Я не собирался уступать. Парткомиссия Главпура напоминала о том партсобрании 17 марта 45-го года, когда я так постыдно, непоследовательно защищался, признавая свои мнимые ошибки и на вопрос «а почему же они, Забаштанский и Беляев, говорят то, чего не было», только твердил: «Они меня неправильно понимали, не знаю почему, но совершенно неправильно…»
Я ни разу ни на бюро, ни на общем собрании не назвал их клеветниками. Я так боялся обвинения в склоке, мне так хотелось уйти от всего, от политуправления, от плешивого генерала с его шпорами, звеневшими по кабинетам, от золотопогонных охотников за трофеями и орденами, от всех этих наглых, самодовольных, ненасытных иждивенцев победы, которую завоевали не они. Я хотел уйти вперед, в действующие части, где еще шла настоящая война, надеялся, что там можно будет отделаться от мародеров, что там незачем врать, приспосабливаться к подлости.

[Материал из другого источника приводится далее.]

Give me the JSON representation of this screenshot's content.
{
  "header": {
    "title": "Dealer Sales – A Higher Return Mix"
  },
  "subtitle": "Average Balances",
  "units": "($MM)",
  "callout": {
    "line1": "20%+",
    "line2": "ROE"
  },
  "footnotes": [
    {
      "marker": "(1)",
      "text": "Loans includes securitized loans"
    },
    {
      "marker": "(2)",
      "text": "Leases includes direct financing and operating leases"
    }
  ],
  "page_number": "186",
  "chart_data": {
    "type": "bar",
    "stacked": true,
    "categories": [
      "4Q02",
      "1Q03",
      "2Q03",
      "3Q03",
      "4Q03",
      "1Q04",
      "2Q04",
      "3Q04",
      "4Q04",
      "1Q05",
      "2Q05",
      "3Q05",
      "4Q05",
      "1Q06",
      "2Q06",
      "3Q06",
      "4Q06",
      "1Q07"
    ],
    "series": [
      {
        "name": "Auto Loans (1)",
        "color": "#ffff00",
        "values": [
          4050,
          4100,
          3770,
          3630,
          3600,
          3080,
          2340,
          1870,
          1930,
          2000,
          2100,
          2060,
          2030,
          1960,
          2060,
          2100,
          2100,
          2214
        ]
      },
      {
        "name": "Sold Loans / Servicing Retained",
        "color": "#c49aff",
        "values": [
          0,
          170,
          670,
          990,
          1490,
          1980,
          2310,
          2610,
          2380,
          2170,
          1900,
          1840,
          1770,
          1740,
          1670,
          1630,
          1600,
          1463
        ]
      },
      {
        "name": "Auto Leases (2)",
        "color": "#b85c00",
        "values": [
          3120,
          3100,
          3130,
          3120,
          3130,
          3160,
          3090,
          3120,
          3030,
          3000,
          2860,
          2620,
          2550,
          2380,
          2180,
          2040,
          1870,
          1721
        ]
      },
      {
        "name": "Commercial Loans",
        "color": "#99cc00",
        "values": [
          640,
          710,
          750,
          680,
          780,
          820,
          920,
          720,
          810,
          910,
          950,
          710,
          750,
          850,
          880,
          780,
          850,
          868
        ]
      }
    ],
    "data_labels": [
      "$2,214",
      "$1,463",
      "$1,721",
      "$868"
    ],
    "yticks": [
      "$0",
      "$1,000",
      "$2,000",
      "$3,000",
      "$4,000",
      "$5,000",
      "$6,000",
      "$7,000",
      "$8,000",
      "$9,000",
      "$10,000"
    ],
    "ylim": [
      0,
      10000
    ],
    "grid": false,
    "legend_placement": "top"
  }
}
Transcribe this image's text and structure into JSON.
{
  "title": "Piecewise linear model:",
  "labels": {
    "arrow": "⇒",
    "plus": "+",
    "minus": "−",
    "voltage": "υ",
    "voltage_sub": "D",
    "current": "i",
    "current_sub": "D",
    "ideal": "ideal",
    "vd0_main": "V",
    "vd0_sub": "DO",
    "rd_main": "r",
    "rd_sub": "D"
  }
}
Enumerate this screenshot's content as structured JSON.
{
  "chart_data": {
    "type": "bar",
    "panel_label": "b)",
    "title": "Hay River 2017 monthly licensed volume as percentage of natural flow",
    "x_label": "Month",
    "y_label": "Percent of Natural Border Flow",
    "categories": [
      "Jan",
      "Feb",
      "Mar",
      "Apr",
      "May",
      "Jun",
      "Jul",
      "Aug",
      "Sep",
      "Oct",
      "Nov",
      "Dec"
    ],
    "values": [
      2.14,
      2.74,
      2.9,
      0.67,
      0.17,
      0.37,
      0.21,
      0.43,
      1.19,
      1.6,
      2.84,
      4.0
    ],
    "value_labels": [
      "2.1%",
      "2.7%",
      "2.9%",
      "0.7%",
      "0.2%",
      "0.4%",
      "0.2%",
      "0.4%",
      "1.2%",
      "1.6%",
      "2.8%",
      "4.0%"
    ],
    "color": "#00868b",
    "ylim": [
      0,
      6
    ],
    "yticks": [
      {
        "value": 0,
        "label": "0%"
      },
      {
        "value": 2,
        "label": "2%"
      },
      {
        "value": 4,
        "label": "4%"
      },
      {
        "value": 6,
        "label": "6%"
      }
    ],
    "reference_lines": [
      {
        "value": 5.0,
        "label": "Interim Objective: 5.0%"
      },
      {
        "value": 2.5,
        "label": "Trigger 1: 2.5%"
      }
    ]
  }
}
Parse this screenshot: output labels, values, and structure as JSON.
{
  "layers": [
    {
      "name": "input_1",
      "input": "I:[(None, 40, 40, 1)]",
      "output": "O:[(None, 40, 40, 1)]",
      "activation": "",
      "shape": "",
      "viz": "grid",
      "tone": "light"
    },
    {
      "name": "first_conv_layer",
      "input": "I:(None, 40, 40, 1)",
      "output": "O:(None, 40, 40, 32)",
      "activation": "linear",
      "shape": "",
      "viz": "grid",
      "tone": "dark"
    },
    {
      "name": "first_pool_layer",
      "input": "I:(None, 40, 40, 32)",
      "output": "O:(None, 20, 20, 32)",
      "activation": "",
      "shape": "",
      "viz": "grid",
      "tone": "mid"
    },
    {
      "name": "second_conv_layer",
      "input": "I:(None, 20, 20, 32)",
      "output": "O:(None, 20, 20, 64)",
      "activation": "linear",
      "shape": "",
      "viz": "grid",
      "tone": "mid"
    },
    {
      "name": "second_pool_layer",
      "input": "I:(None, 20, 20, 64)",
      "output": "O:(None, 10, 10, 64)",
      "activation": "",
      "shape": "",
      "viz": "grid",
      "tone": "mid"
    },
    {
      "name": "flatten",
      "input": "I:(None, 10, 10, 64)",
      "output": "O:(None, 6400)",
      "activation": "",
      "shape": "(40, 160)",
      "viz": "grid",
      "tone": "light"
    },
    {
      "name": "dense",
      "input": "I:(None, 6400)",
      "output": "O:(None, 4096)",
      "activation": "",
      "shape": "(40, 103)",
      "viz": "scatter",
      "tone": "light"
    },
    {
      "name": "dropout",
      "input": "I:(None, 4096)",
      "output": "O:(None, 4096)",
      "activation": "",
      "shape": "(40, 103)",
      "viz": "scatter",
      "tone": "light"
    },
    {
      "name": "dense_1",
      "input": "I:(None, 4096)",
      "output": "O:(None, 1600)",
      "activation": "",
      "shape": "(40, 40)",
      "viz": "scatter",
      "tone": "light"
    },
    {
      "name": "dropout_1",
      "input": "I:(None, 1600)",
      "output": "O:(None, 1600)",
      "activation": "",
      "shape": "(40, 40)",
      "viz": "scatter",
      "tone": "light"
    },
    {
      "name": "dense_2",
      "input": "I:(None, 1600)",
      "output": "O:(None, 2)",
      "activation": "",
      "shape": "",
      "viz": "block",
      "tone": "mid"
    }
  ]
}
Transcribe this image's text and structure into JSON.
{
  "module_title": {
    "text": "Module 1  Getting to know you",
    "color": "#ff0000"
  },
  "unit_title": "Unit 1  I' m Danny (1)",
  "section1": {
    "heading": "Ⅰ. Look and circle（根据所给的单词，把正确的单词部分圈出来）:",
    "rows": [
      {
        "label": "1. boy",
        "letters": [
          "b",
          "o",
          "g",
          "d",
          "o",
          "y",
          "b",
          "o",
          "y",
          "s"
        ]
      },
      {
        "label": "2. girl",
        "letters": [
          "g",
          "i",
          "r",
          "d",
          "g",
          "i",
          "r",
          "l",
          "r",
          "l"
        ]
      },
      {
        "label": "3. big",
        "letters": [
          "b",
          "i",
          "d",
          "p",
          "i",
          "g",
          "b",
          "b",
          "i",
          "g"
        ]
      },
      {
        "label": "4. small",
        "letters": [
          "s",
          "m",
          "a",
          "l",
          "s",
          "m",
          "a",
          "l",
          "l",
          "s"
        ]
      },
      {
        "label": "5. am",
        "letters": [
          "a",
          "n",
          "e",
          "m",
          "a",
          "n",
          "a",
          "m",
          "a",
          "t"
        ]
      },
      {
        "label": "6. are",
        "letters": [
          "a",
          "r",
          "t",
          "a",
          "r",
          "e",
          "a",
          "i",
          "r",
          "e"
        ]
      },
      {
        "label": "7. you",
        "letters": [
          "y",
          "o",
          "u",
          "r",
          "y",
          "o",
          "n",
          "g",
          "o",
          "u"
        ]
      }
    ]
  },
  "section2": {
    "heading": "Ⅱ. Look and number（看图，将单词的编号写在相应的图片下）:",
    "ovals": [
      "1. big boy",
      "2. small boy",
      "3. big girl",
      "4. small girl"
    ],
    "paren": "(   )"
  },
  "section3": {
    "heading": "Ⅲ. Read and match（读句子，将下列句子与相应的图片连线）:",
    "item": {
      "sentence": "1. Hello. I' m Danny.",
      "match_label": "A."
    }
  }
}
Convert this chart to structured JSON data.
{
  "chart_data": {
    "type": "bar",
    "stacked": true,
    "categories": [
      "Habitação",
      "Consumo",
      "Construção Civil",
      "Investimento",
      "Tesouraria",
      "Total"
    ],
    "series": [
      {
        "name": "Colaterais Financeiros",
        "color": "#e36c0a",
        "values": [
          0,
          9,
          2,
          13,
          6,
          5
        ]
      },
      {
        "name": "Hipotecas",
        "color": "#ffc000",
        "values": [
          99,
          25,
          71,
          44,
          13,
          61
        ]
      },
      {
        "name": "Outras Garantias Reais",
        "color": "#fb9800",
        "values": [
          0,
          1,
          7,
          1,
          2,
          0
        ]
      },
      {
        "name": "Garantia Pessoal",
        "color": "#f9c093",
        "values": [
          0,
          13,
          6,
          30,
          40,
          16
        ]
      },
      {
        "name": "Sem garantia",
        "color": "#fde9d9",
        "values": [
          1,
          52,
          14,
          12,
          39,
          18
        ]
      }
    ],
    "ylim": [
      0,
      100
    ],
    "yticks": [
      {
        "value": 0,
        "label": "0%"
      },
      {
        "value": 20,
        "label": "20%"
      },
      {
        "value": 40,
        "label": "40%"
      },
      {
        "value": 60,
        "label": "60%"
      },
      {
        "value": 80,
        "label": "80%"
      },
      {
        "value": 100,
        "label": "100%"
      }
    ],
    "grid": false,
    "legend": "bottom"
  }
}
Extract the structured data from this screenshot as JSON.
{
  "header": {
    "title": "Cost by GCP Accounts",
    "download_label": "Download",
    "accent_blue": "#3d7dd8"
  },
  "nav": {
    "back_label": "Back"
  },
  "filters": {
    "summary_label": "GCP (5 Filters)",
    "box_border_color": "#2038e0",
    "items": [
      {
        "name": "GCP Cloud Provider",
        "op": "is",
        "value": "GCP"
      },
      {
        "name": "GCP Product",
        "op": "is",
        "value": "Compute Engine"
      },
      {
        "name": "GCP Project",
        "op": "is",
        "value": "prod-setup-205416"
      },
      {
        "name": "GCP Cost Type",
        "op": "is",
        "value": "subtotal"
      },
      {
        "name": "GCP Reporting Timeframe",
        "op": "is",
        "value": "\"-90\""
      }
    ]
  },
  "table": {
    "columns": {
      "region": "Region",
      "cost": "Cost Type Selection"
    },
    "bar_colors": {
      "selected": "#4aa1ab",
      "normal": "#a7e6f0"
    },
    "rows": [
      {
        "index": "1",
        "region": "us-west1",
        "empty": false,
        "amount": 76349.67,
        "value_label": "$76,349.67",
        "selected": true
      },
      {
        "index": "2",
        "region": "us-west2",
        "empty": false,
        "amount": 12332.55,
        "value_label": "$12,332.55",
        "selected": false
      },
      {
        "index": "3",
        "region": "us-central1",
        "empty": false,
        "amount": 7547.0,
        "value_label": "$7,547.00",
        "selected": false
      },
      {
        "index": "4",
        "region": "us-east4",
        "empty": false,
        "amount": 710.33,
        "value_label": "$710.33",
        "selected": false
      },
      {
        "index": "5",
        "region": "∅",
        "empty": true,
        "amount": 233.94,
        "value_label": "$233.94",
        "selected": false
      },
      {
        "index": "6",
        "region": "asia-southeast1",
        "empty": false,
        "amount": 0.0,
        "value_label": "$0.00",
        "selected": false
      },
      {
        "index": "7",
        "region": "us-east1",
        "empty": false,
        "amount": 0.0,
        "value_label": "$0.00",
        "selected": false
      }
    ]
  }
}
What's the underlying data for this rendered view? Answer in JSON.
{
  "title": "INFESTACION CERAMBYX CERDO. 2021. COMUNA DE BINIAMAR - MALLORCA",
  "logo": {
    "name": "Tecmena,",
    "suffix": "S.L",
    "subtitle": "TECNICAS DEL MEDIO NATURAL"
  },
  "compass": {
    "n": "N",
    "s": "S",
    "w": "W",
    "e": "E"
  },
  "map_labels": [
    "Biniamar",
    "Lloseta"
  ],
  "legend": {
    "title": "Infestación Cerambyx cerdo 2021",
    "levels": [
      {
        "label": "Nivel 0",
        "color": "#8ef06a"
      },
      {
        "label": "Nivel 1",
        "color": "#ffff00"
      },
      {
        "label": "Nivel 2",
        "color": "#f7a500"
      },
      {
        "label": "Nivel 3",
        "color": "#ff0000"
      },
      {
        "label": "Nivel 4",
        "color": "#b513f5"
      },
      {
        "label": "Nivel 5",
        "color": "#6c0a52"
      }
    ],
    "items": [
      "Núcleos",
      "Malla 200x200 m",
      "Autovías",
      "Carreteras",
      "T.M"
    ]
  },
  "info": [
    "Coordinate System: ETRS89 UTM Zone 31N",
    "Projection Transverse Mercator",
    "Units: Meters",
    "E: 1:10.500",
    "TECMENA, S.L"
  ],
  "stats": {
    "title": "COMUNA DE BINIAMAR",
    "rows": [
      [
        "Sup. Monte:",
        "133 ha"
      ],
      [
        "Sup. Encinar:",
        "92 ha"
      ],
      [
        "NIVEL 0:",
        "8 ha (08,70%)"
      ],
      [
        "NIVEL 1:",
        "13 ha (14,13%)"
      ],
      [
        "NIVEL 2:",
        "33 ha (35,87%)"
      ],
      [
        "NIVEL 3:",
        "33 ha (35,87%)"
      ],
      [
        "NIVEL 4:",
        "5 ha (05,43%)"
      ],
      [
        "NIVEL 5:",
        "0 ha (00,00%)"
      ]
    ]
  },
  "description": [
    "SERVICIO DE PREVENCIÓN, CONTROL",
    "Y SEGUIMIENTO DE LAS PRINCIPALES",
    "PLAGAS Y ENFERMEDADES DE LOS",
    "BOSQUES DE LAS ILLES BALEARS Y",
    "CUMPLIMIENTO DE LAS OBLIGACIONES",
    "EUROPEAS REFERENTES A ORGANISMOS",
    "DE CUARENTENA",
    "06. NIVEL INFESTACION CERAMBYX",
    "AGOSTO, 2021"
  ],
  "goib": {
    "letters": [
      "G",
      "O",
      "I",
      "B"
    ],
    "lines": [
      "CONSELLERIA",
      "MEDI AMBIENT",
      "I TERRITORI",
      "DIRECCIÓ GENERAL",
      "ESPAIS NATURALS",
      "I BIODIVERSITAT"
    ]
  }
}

Но всего больше я хотел прочь из армии: войне вот-вот конец, долг выполнен: теперь надо было осмыслить все, что произошло, надо было понять, как, из чего это возникало.
От страха, чтоб не обвинили в склоке, от желания уйти, отстраниться я только оборонялся, но так лишь подыгрывал тем, кто кропал политические доносы и таким образом сам помог им загнать меня в тюрьму. Нет, теперь это не повторится, я не уступлю ни полслова правды, я не буду идти ни на какие соглашения. Тогда Мулин, пустоглазый подхалим, уговорил меня: «Не лезь в склоку, не нападай на подполковника, признай частично свои ошибки, он пойдет навстречу. Получишь выговор, потом опять заслужишь».
Теперь уже не стану договариваться с подлецами. Два года тюрем и лагерей были, пожалуй, заслуженным наказанием за то, что все же врал и унижался до таких соглашений. Пусть слишком сурово наказан, но заслуженно — не надо было лавировать… А может быть, я просто неумело действовал? Может, следовало если уж врать, то хитрее, целеустремленнее, чтобы их обезоружить, столкнуть между собой? Но ведь этого я не мог бы ни при каких обстоятельствах, не мог потому, что перестал бы быть самим собой.
Тогда я рассуждал так: есть этика микрокосма и этика макрокосма. В «макро», то есть в классовой борьбе, в революциях, в войнах, действует только закон целесообразности: цель оправдывает любые средства, лишь бы действенные. А в «микро», в отношениях между людьми, необходимы твердо определенные нравственные законы, догматы, необходимы правда, бескорыстие, человечность. Этот сплав христианского коммунизма и прагматического здравого смысла стал моим символом веры на много лет.